In Italia tutti gli Stati erano impegnati a difendersi dalle scorrerie delle compagnie di ventura, che con la massima indifferenza passavano al soldo ora di uno ora dell'altro potente signore per dedicarsi a scorrerie, guerriglie, assalti; per difendersi in casa, nessuno nelle popolazioni cristiane aveva tempo per fare crociate fuori casa.
Nè le avevano in Francia dove si erano in questi anni iniziate le guerre dei cent'anni con l'Inghilterra. E tantomeno in Germania con l'ipocrita Carlo IV e i suoi principi, che dall'Italia erano fuggiti a gambe levate, figuriamoci se andavano i Oriente.

La presa in giro di Carlo IV, la mancanza di un valido condottiero come l'Albornoz, la situazione critica negli Stati della Chiesa, quella sempre più caotica di Roma, dove di riflesso per colpa dei francesi anche Urbano V era malvisto, riempirono di amarezza il pontefice che era sceso a Roma con tanto entusiasmo. Quando poi la stessa Viterbo e poi Perugia e altre città tornarono alle vecchie rivolte, e il Visconti riprese a minacciare le terre pontificie, Urbano prima lasciò Roma per Montefiascone, poi manifestò l'intenzione di tornare ad Avignone. I cardinali francesi zelanti nell'incitarlo fecero presto a tramutare l'intenzione in una vera e propria volontà di abbandonare Roma
A quel punto, i romani tornarono tutti papalini, implorarono il papa di non abbandonarli, lo supplicarono in ginocchio. Poi venne la profezia di santa Brigida. Una "voce" le aveva rivelato che se Urbano fosse tornato ad Avignone sarebbe morto".

«Alle prime voci - scrive l'Orsi- corsero delle sollecitazioni che venivano fatte al Papa, perché non tornasse in Francia, il Petrarca gli scrisse per persuaderlo a rimanere in Italia.

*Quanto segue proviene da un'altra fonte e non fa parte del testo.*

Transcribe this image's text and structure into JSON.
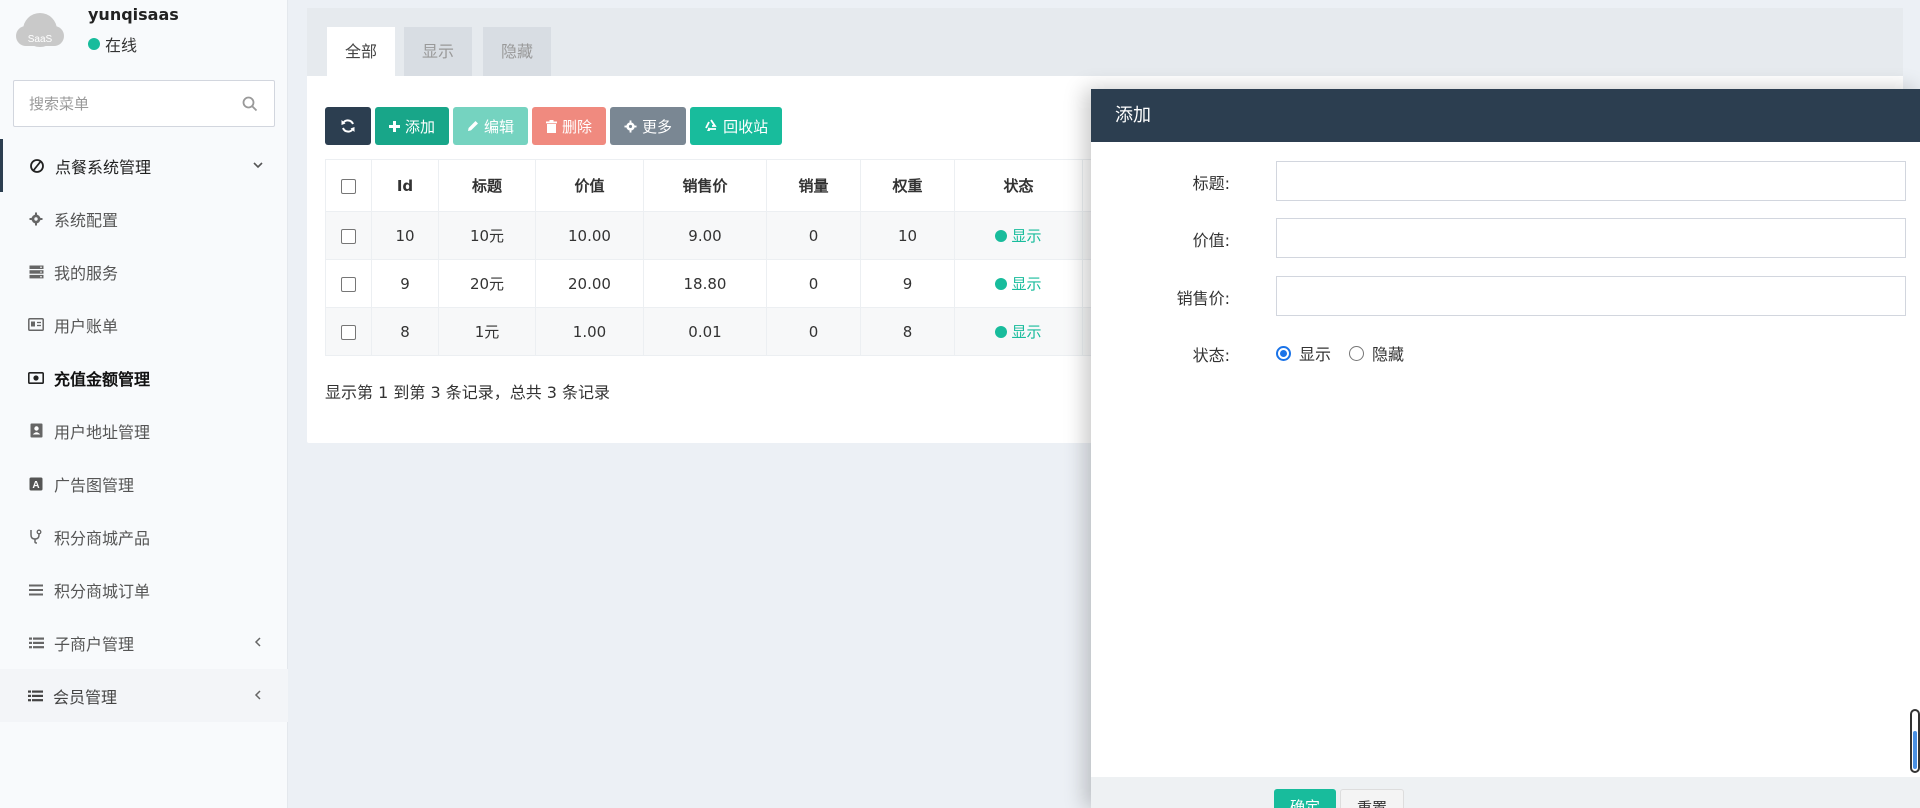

Una pia principessa svedese che da vent'anni soggiornava a Roma, Santa Brigida, venne a Montefiascone a manifestare al Papa una rivelazione avuta dalla Vergine, secondo la quale gravi disgrazie lo attendevano se tornava nel luogo dov'era stato eletto.
I Romani gli inviarono un'ambasceria a supplicarlo di rimanere a Roma; ma Urbano non si lasciò smuovere dalla decisione presa, ed il 5 settembre 1370 in quello stesso porto di Corneto, dov'era approdato tre anni prima, si imbarcò con tutta la sua corte sulle navi inviategli dai re di Francia e d'Aragona, dalla regina di Napoli e di Pisa.
Il 16 dello stesso mese sbarcò a Marsiglia ...
il 24 settembre fece il suo solenne ingresso in Avignone. Ma nemmeno due mesi dopo cadde ammalato ed ...
il 19 dicembre dello stesso anno (1370) morì;
sembrava veramente che la profezia di Santa Brigida si fosse avverata, e che il cielo punisse questo nuovo abbandono di Roma (Orsi) ».